In our family, we try to pass down important knowledge, wise lessons, delicious recipes, and engaging stories. The tradition of passing down generational wealth and financial literacy to help set up our kids for the future is more important than some think.
By setting up an individual retirement account (IRA), your child will already have money set aside for their college funds, first home, or retirement. According to the IRS, your child, regardless of age, can contribute to an IRA if they have earned taxable income or wages.
Below, we’ll look at the pros of opening an IRA account for your child.
IRAs offer benefits for children in the present and the future. Besides building a fund for your child’s future, there are other pros of opening an IRA account for a child that includes:
Opening an IRA for your child will give them a head start on saving and provide valuable financial lessons. You can use this account to teach them about earning, spending, saving, and building healthy financial relationships.

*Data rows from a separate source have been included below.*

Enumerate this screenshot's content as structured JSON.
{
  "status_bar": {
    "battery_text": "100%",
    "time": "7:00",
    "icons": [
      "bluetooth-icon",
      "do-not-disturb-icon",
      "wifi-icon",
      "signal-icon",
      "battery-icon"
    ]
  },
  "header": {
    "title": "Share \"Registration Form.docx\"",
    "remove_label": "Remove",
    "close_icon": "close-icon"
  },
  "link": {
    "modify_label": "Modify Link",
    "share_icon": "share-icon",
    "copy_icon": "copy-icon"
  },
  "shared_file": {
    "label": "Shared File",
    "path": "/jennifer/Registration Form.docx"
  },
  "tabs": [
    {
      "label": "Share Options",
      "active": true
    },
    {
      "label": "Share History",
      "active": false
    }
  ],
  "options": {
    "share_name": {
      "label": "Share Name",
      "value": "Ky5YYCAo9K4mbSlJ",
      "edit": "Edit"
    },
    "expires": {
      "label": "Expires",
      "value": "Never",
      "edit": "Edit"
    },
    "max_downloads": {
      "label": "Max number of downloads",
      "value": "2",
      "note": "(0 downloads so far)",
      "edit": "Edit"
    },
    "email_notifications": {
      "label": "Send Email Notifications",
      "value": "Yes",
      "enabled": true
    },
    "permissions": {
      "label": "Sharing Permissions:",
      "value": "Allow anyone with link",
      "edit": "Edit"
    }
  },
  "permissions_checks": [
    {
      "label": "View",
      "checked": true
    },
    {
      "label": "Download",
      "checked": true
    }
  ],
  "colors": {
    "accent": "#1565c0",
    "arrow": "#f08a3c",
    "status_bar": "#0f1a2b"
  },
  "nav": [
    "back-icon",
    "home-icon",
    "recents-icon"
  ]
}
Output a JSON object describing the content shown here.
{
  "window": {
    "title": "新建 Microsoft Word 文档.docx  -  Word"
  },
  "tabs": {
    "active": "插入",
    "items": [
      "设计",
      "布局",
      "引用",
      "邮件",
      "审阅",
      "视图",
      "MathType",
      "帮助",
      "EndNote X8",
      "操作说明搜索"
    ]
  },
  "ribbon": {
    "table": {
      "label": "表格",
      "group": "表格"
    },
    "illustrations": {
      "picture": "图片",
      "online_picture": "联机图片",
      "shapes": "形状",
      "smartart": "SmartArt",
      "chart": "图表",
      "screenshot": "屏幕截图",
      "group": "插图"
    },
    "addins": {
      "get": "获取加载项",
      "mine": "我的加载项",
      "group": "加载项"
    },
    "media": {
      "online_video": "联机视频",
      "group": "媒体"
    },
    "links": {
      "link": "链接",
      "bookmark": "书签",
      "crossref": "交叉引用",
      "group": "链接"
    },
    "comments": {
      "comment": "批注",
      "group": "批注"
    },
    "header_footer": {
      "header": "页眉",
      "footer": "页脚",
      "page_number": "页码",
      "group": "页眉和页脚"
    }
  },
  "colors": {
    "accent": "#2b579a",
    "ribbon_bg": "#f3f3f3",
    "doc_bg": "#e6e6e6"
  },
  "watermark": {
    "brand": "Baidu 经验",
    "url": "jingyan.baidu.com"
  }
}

Accidents happen, and the owner of the IRA can withdraw money in case of an emergency. However, withdrawing will be subject to taxes plus a 10% fee for early withdrawal.
The account holder can withdraw money for college but will pay taxes on the earnings. There is no 10% early withdrawal fee if they use the money for educational expenses (tuition, books, supplies, room and board, etc.)

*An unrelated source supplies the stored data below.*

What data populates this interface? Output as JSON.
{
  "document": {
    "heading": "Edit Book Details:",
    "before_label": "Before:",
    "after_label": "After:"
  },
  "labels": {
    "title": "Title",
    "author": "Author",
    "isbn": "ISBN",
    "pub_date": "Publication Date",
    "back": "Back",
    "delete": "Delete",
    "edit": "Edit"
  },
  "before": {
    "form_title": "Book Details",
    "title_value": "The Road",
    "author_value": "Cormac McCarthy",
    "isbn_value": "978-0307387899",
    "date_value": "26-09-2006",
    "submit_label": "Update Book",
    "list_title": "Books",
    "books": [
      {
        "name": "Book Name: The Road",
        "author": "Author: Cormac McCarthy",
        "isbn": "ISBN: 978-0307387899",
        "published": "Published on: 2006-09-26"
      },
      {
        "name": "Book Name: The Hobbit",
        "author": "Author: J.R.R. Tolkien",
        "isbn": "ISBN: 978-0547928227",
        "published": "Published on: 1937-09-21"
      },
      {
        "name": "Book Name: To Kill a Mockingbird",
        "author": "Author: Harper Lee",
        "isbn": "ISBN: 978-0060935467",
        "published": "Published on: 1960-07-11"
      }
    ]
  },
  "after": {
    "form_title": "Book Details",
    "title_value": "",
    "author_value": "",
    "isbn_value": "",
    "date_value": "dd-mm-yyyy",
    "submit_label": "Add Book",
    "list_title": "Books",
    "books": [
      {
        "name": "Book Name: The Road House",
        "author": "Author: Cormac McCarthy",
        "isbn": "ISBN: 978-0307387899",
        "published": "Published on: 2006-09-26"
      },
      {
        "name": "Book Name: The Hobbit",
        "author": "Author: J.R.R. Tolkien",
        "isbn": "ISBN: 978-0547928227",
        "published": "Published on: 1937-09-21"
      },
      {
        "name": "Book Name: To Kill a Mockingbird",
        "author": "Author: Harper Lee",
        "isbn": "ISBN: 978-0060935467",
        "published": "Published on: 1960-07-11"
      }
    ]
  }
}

The account holder can withdraw money from their IRA to purchase a home before reaching 59 years old. The account holder must use the funds for a down payment or closing costs, and the withdrawal limit is $10,000. Early withdrawal for buying a home is tax and penalty-free.
There are two types of IRAs available for children: Roth and traditional. The main difference between the two is at what point you pay taxes on the money you contribute to the account.
With a Traditional IRA, you will pay taxes when you withdraw money during retirement at an applicable tax rate. Both your contributions and the earnings they’ve accumulated are considered pre-tax.
However, with a Roth IRA, you pay taxes when you put money in the account, so all funds, contributions, and earnings are considered after-tax.
There’s no particular way to open an IRA account for your child. However, by law, banks, brokers, and investment companies require a guardian or custodial account if your child is a minor (under 18 in most states; under 19 and 21 in others). The parent (custodian) controls the assets in the IRA, making all decisions until the child reaches adulthood, and then the account is turned over to them.
You must open the IRA account in your child’s name and social security number.
Your child can contribute to their IRA at any age if they’ve earned income from a job. For 2021 and 2022, the maximum amount your child can contribute to an IRA is the lesser of $6,000 or their taxable earnings that year.
For example, if your child earned $1,000 this year, they could contribute up to $1,000. Or, if your child earned $15,000, they could only contribute $6,000, the maximum. However, If your child didn’t make any earnings, they could not contribute to the account.
The money they earn CAN NOT be an allowance or cash gift given to the child.